While it has been an effortful journey, the ONL course design is such that I have found it fun to problem solve with my group members, discover different IT tools, and reflect on broader pedagogical questions. This has made me think about the role of fun in learning. The importance of fun and play in childhood education is well-established today. At home, we try to make learning fun for TTT, our four-year-old terror. It is great seeing TTT get all excited when competing against one of us to read or recognize words, especially when the ‘winner’ gets to hit the ‘loser’ with a big balloon in the shape of a caveman (or cavewoman) club. Ouch.
What role should fun play in adult learning? I definitely find it easier to attend ONL’s late night group meetings and go through our assigned learning materials because I find these fun. However, the ONL experience also constantly reminds me that learning new things is hard, and that it is important to press on even when things get less fun. Setting this blog up was challenging. It also took me over an hour to produce a 15-second video on Biteable for ONL. What is the relationship between fun, effort, and learning? Is fun a mere luxury in higher education? Or is it detrimental to learning? Should we be encouraging students to expect fun lessons and educators to become entertainers?

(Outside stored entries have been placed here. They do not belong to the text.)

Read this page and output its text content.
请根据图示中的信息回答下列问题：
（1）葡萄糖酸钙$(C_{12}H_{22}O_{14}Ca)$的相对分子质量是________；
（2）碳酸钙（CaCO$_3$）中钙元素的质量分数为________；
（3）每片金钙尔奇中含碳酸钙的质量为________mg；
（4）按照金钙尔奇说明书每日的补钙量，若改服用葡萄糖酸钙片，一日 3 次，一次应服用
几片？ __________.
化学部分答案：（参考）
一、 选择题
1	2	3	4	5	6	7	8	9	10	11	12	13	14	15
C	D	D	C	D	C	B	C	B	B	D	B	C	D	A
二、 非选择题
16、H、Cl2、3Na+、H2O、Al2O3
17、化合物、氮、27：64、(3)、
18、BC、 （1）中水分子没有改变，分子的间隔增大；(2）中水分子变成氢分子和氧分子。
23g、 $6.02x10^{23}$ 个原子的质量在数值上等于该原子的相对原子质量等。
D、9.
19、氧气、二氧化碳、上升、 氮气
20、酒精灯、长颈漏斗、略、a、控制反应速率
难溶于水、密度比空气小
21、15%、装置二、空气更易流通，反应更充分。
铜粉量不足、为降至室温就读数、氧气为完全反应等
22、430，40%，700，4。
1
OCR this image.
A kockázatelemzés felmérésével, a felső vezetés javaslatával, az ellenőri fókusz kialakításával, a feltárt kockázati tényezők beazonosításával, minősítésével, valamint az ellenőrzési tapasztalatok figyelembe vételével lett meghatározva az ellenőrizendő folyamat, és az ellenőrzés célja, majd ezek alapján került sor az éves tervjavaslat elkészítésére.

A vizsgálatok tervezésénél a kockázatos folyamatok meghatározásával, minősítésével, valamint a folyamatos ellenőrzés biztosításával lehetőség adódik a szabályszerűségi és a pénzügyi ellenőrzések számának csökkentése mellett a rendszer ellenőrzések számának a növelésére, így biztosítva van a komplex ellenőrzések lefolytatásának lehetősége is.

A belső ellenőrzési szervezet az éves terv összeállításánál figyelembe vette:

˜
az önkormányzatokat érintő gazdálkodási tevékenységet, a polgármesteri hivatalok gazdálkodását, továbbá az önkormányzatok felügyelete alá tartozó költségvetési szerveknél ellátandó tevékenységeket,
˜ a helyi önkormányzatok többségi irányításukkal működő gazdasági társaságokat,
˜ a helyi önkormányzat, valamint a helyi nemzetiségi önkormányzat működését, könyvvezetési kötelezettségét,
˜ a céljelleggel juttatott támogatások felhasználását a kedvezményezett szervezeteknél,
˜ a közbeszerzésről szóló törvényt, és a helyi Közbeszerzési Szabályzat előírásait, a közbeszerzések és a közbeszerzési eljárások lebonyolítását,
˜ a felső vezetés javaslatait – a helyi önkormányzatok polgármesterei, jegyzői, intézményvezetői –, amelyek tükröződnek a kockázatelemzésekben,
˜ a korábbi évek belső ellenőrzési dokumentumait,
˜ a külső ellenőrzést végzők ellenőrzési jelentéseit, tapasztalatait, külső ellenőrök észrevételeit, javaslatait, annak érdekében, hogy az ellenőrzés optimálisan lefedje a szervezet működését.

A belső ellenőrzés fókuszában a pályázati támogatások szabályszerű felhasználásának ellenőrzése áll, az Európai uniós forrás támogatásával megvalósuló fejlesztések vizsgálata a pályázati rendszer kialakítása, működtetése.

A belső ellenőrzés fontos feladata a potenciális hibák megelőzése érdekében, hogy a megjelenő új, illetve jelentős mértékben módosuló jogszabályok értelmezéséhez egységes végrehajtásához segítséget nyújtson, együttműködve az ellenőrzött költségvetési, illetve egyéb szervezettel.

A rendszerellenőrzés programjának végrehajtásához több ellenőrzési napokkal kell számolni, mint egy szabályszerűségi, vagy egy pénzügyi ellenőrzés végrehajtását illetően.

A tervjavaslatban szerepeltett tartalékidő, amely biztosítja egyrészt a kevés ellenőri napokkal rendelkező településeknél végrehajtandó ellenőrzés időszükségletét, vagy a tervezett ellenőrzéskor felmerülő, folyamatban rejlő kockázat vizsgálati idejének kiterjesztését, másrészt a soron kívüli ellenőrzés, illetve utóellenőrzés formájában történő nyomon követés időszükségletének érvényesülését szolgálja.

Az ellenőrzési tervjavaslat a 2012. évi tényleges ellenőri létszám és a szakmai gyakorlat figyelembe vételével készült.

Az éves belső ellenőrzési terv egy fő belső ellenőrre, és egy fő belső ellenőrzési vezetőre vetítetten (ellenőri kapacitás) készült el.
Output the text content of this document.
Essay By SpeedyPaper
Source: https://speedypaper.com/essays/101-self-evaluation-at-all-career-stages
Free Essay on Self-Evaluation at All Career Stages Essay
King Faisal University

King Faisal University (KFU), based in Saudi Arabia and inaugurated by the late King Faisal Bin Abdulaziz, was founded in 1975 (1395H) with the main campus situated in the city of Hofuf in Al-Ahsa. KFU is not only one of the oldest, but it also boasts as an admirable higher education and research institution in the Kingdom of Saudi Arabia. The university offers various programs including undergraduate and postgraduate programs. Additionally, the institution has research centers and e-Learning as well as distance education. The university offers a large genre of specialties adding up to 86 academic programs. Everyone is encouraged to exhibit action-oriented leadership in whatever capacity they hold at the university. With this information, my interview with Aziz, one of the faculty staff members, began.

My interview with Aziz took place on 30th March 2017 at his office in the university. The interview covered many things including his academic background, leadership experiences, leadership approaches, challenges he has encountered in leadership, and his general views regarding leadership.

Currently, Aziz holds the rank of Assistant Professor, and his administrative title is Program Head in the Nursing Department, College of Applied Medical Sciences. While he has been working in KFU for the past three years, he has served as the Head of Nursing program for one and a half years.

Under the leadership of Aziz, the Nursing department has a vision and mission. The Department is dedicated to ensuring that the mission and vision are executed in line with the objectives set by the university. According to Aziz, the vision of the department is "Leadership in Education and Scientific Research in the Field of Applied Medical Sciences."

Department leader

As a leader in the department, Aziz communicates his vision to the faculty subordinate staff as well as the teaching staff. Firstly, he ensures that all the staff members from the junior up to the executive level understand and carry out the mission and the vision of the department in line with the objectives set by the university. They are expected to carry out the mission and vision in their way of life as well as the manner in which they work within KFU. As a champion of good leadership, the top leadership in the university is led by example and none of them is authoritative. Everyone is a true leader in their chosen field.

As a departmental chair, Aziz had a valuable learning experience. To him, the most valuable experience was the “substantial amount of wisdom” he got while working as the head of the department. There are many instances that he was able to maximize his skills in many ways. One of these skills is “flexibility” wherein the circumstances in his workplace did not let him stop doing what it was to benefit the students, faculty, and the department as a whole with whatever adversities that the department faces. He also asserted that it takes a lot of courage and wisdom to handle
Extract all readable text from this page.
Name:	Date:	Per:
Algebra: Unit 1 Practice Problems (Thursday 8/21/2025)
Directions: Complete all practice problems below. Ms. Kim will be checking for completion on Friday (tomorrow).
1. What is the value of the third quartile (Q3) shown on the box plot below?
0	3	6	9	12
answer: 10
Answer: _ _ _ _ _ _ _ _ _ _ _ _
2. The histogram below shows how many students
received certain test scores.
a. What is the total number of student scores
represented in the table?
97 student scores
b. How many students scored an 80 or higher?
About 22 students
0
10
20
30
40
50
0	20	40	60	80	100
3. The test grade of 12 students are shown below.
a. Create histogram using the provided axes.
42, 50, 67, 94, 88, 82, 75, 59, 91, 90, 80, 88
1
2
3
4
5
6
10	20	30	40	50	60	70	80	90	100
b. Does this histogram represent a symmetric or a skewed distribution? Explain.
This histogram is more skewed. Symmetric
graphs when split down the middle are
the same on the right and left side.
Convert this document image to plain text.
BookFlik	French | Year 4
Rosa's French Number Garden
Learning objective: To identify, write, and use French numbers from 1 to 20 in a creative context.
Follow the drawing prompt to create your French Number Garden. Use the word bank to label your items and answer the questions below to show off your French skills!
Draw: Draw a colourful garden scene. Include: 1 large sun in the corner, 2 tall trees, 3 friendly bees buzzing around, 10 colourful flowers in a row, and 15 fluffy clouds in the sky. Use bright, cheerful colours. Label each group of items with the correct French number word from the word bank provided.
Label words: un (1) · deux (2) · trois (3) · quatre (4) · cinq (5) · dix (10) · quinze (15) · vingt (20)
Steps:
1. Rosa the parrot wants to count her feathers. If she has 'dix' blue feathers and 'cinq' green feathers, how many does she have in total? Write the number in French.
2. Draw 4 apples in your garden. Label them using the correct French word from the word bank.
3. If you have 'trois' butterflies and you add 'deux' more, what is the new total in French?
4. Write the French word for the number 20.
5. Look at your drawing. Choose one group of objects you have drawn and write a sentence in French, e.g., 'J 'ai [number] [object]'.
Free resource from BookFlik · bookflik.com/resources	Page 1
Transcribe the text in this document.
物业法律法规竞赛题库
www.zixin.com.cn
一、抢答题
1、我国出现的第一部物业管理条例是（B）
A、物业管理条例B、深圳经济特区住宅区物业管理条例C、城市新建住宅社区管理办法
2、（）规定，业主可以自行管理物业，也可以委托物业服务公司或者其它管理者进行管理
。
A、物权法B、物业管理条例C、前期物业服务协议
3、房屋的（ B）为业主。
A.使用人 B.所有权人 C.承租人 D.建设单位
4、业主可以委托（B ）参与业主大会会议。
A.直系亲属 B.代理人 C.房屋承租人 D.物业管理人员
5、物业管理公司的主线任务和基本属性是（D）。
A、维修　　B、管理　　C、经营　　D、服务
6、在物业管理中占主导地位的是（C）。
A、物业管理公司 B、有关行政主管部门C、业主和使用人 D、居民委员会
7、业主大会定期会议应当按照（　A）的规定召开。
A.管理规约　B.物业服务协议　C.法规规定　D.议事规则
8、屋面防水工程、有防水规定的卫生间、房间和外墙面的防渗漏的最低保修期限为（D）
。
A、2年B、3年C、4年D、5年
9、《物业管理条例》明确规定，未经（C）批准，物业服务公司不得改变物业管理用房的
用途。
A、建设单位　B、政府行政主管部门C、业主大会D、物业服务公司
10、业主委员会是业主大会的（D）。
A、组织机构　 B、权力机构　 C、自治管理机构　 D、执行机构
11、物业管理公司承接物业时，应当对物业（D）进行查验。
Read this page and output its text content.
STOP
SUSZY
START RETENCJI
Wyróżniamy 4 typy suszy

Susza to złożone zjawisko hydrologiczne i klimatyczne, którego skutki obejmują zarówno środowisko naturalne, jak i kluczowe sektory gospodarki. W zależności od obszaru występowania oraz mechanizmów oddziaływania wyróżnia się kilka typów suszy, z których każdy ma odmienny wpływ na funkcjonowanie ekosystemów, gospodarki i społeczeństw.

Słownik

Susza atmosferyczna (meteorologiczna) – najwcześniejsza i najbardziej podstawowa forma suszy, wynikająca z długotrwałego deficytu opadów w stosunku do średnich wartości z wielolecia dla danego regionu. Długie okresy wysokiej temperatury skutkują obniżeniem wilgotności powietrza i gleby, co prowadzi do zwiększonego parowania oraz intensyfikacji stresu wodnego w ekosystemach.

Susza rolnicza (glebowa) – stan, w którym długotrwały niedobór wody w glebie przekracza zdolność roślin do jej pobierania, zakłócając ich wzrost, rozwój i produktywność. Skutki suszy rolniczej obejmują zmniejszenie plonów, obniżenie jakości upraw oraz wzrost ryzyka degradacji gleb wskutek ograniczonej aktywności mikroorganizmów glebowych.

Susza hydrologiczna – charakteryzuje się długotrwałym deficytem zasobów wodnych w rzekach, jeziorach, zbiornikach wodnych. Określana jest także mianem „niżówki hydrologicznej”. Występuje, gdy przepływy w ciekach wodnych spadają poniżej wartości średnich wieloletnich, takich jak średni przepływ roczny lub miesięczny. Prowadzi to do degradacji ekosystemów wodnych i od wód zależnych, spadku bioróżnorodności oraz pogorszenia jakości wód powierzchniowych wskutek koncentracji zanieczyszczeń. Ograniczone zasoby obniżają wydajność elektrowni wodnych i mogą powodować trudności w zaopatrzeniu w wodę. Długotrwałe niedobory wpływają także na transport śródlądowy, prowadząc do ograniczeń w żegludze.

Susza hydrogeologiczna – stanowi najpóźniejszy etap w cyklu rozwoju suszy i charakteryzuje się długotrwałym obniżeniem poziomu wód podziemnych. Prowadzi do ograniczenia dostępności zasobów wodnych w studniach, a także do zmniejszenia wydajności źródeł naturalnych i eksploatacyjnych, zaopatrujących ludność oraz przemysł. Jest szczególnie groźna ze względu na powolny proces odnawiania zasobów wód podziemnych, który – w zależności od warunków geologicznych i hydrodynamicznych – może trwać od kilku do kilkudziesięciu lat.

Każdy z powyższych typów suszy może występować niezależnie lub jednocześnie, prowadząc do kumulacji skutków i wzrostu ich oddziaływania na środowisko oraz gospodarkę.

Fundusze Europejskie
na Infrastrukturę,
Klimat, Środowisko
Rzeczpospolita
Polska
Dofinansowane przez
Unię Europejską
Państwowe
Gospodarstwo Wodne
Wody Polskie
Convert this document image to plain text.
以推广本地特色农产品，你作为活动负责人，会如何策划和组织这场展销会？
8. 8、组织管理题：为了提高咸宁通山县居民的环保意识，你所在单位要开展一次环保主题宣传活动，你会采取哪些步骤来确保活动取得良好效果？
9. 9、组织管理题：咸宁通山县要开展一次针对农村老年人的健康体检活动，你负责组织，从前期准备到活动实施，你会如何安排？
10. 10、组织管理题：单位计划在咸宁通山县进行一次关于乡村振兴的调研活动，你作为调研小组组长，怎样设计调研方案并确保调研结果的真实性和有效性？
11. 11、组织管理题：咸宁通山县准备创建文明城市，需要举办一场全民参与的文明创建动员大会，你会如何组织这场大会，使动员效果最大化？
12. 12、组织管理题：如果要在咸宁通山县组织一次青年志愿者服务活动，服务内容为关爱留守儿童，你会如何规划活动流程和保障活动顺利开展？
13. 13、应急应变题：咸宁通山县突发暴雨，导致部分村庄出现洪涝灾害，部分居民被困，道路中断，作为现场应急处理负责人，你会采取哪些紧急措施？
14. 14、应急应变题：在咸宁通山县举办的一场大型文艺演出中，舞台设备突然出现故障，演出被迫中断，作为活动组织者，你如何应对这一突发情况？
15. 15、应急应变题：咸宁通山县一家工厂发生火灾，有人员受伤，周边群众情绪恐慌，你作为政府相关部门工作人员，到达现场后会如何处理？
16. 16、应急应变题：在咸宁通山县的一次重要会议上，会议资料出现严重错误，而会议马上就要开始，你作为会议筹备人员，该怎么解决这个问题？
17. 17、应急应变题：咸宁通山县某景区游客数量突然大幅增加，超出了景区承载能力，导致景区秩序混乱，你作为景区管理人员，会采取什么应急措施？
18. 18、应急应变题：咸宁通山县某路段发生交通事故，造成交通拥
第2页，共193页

What does ‘fun’ mean in the context of learning anyway?
Whitton and Langan‘s empirical study shows that the university students who participated in their research “often associated ‘fun’ with factors that promoted learning rather than with games, humor, or entertainment”. Students linked ‘fun’ to “stimulating pedagogy”, “lecturer engagement”, “a safe learning space”, “shared experience”, and “a low-stress environment”. Participants also emphasized that “their relationships with their lecturers were very important” in “creating an environment where learning was fun and engaging”. Specifically, participants valued “the ability of a teacher to create an equitable relationship between themselves and their students”, reflecting the idea of lecturers as “the deliverer of knowledge” to “facilitator or co-learner”.
For my next class, am definitely bringing along my cavewoman club.